C’est l’introduction de normes de mieux-être, les normes WELL et Fitwel en particulier, qui selon John Mlade a changé la donne. « Vous pouvez axer la conception sur le mieux-être des occupants, mais il est difficile de vendre cette approche sans pouvoir faire appel à des cadres qui arriment le processus de conception, quelque chose que l’on peut montrer au client. Les normes WELL et Fitwel jouent ce rôle, et c’est ça qui a fait la différence. »
La certification WELL est offerte par l’International WELL Building Institute (IWBI), une société privée lancée en 2013. Il s’agit d’un processus très rigoureux et assez dispendieux, coûtant environ 40 000 $US par année pour un immeuble de 9 000 m2, qui comprend l’évaluation continue par un évaluateur WELL indépendant.

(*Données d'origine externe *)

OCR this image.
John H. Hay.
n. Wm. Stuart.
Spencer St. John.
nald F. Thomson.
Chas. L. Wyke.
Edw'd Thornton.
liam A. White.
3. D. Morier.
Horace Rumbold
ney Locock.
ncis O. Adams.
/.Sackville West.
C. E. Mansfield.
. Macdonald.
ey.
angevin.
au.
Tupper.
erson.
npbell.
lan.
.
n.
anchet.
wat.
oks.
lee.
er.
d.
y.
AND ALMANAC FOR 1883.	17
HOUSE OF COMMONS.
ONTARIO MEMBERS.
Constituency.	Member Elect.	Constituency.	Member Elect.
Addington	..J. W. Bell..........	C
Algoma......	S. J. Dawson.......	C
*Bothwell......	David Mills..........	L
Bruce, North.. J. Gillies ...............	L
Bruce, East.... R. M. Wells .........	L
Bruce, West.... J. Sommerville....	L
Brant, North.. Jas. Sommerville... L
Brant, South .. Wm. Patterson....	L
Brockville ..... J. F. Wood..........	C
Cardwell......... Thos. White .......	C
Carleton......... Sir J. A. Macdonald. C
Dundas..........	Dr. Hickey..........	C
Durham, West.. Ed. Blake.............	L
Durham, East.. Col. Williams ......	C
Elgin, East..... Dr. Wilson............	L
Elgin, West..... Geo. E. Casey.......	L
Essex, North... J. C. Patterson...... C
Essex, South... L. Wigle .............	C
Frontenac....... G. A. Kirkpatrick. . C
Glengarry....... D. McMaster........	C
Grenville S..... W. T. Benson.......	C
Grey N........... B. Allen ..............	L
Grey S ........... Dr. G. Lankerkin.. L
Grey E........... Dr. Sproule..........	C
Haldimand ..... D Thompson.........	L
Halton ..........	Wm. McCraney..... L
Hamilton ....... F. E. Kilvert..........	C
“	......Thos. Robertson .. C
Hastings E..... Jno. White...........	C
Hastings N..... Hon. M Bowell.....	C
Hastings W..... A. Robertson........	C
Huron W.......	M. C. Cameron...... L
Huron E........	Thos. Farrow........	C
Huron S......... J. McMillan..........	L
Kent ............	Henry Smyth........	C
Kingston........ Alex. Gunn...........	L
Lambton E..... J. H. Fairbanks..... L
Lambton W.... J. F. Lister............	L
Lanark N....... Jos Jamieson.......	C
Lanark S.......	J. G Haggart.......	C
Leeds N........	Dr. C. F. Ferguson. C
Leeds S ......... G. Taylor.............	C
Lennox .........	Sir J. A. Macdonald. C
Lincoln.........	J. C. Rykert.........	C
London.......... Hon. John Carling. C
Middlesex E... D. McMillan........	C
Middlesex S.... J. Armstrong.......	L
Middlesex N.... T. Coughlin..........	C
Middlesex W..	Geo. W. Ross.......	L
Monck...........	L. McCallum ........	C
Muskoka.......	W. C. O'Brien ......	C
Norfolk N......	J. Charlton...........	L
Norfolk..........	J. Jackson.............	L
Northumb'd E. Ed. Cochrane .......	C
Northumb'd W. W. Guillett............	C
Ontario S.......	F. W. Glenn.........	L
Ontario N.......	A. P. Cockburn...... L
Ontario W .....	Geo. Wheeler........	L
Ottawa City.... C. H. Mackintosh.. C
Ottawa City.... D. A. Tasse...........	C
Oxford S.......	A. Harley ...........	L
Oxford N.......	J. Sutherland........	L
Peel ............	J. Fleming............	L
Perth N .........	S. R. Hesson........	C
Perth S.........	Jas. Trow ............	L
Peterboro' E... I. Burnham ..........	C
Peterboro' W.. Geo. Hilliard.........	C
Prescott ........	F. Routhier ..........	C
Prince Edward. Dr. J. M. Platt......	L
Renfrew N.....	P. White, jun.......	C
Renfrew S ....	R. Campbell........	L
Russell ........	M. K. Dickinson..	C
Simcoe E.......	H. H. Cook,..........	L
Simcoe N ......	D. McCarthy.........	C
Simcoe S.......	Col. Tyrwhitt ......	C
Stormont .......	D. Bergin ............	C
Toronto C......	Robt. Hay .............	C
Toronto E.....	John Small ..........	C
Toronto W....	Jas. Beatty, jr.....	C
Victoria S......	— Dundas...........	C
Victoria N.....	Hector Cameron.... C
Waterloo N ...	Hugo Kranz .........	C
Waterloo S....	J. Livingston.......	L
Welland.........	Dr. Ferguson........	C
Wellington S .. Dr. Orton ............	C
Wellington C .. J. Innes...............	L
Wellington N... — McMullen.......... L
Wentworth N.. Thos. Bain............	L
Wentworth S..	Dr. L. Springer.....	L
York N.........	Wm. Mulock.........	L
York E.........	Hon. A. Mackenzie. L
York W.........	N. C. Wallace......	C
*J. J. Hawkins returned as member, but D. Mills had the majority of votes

En plus de surveiller la qualité de la lumière, du bruit, de l’air et de l’eau dans un immeuble, l’évaluateur examine également des aspects qui tombent moins clairement dans le champ de compétence des concepteurs d’immeubles, comme les menus des cafétérias et les politiques en matière de paternité, ou les technologies portables qui surveillent l’activité et le sommeil des occupants. Certaines normes sont des conditions préalables à la certification alors que d’autres sont facultatives et permettent aux immeubles d’atteindre des niveaux de certification plus élevés, les niveaux argent, or et platine. En comparaison, Fitwel, basé aux États-Unis, est le fruit d’une collaboration entre des organismes fédéraux et des concepteurs privés. Le programme n’impose pas de conditions préalables et est plus subjectif, reposant sur la rétroaction des occupants. Il est également beaucoup moins coûteux, à environ 5 000 $US par année pour un immeuble de 9 000 m2. « Ce n’est pas aussi poussé que WELL, mais c’est beaucoup plus accessible, soutient John Mlade. WELL n’est pas à la portée de tous, et je pense que ça marchera principalement pour les immeubles de bureaux plus pointus. »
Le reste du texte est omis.